PEN Berlin: After a row, writers call for a new alliance – Culture

After a fundamental disagreement at the annual conference in Gotha in mid-May, more than 200 authors announced the founding of a new association called “PEN Berlin”. A “contemporary and diverse” association of writers, translators and other word creators will be formally established on Friday. Early members will include writers Eva Minas, Daniel Kellmann, Antje Ravik Strobel, Tia Dorn and Christian Kracht. Also in attendance were Mithu Sanyal, Judith Chalansky and Seran Ates, as well as journalists and educators Deniz Yocel, Jan Fleischwar and Michael Friedman.

A statement from the group said the goal was to form a pen of colleagues “working for freedom of expression and open speech”, without a chairperson “and other titles”, but “with an equivalency board on top”. In the spirit of “Berlin of the same name, the multilingual city that today symbolizes openness and overcoming of borders, we call ourselves PEN Berlin – a non-governmental organization committed to the ideals of enlightenment, diversity of opinions, tolerance and solidarity.” A group of 11 initiatives will work on organizational issues until the Council is elected.
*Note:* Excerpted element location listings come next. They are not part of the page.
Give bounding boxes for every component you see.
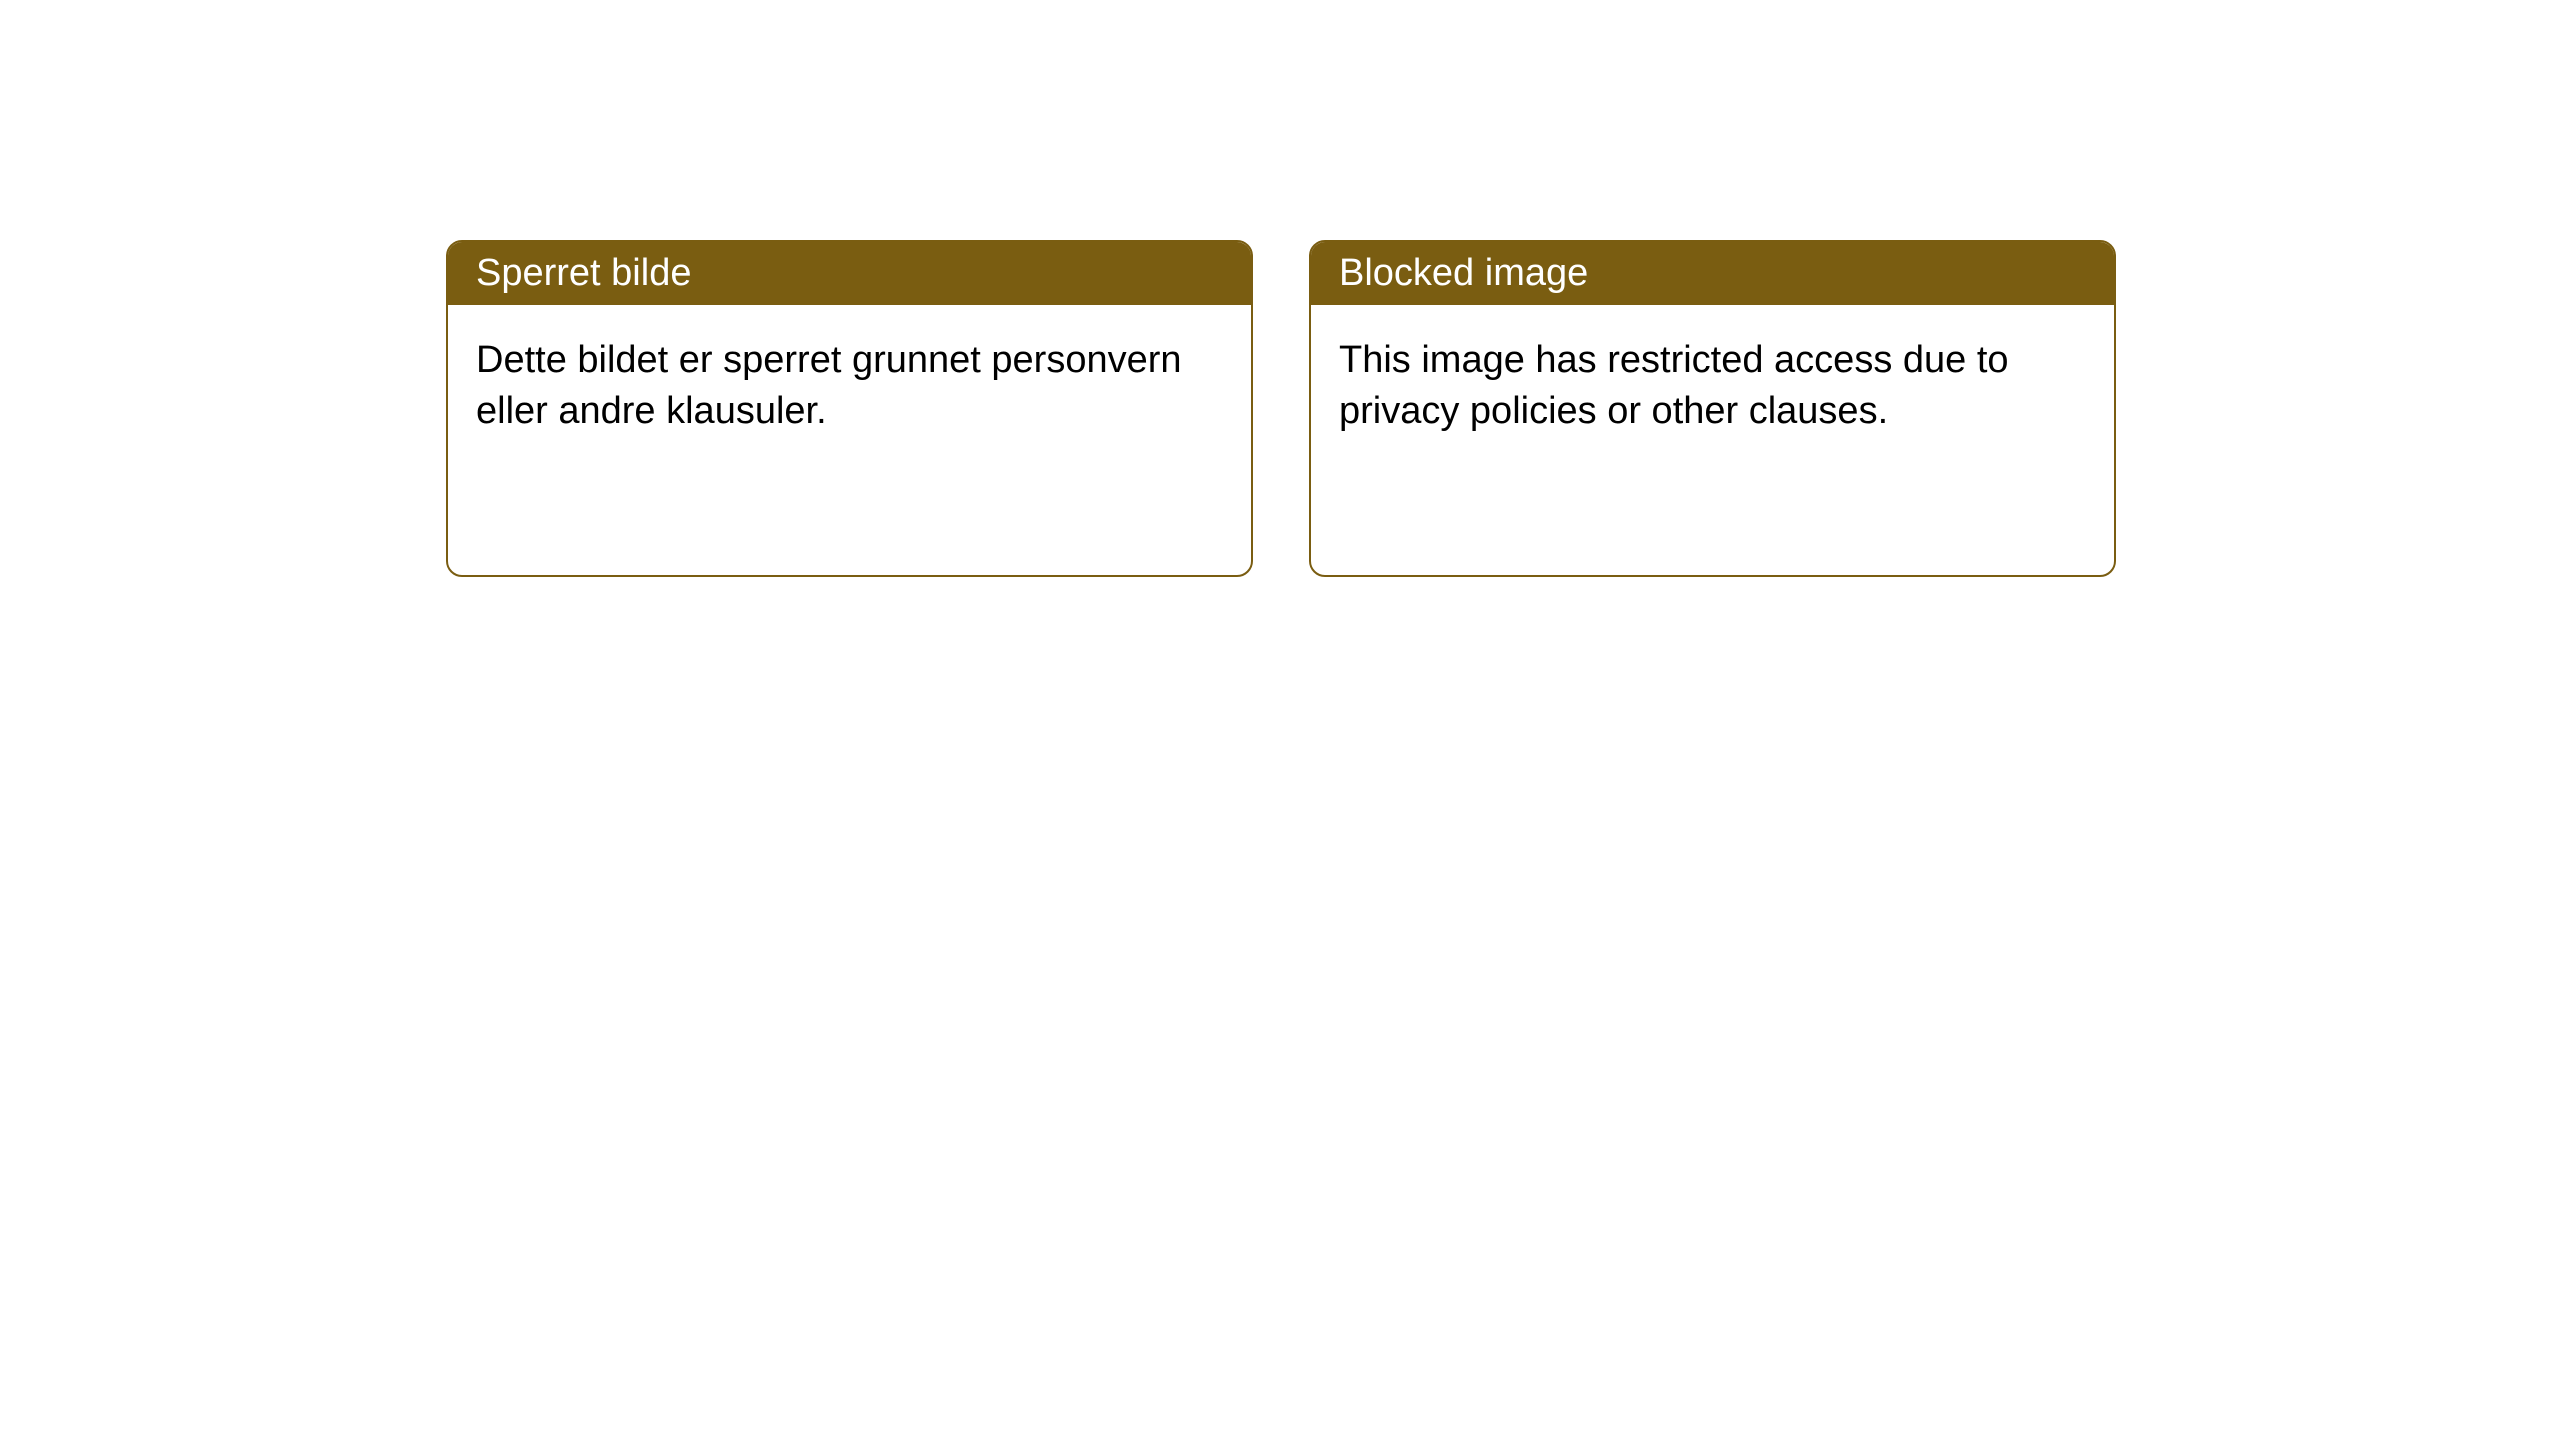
- notice-text-norwegian: Dette bildet er sperret grunnet personve…: [476, 339, 1182, 432]
- notice-body-english: This image has restricted access due to …: [1311, 305, 2114, 575]
- notice-title-english: Blocked image: [1339, 252, 1588, 294]
- notice-text-english: This image has restricted access due to …: [1339, 339, 2009, 432]
- notice-card-english: Blocked image This image has restricted …: [1309, 240, 2116, 577]
- notice-header-norwegian: Sperret bilde: [448, 242, 1251, 305]
- notice-title-norwegian: Sperret bilde: [476, 252, 691, 294]
- notice-card-norwegian: Sperret bilde Dette bildet er sperret gr…: [446, 240, 1253, 577]
- notice-container: Sperret bilde Dette bildet er sperret gr…: [0, 0, 2560, 577]
- notice-body-norwegian: Dette bildet er sperret grunnet personve…: [448, 305, 1251, 575]
- notice-header-english: Blocked image: [1311, 242, 2114, 305]
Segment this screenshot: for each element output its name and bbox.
It is said that the focus of the work should be “on material and immaterial support” to persecuted colleagues. This new pen welcomes “everyone who works with the Word and is ready to join us in this endeavour.”

Only last October, the pen elected a new management team headed by journalist Yossel. Less than seven months later, the presidency fell, and extensive internal mail traffic was leaked. At its core, it was all about the allegations of bullying, management style, insults and general tone.

“Dominated by a bunch of buggers and crackers”

The 48-year-old narrowly escaped the vote at the start of the annual conference in Gotha, but resigned angrily because he didn’t want to be a showman at the sausage stand. At the same time he announced his departure from the Writers’ Guild – he continued in an interview: PEN “was dominated by a group of novices and criminals.”

Fighting for the course: Christoph Lynx (left), Christoph Nix (right), members of the Pen and Deniz Yucel, who was still a member of the Pen at the time.

(Photo: Martin Schutt/Image Alliance/dpa)

According to his own statements, PEN Germany has 700 members and is one of more than 140 writers’ societies worldwide united in PEN International. Indeed, the pen is considered the voice of persecuted and persecuted authors all over the world. In Jota, the members only spoke of one thing: themselves—sometimes in a poisonous, irreconcilable tone, as the camps give each other nothing. The dispute not only revealed a deep rift, but also a struggle over the direction of the pen.

In order to pave the way for a fresh start, the entire remaining Executive Committee of Gotha after Yucel resigned. Austrian writer Josef Haslinger was elected interim president by a large majority. He must lead the Writers’ Guild until the election of a new leadership team at an extraordinary general meeting in the fall at the latest. Haslinger, who was head of the pen from 2013 to 2017, said he saw his job as building new trust: “We will fight for reconciliation.”

At that time, many members were horrified by the course of the annual conference in Jota. They found the trench warfare between Yucel’s critics and supporters shameful, humiliating, and fatal. At the same time, demands for renewal and renewal of the assembly were heard from the ranks of the pen. Pen member Herbert Wisner said he needed “a fresh start with youth after this disaster, we’re headed toward nirvana.” At that time, some of the pen members were loudly thinking of leaving.

Book brawl:

“It takes moments like this for something new”: writer Eva Minas.

(Photo: Carsten Cole/AFP)

When asked why a separate organization is now being set up instead of trying a fresh start within the former pen, writer Eva Minas told SZ, “The energy is wasted. It takes moments like this for something new, despite all the warnings about defection.”

Of course, there is also the risk of disagreements and disagreements when setting up the new company. Minas said the project should be understood as “almost an invitation to listen to each other at least once in this terribly divided time. We live in a rich and peaceful country. PEN’s ultimate goal is to be there for others – everyone has to stand behind.” other disagreements. It has already become clear that the list of potential members is “much more female, immigrant and diverse than we had hoped a few weeks ago” — “it’s not one bubble, but several next to each other on this list.” This makes her optimistic.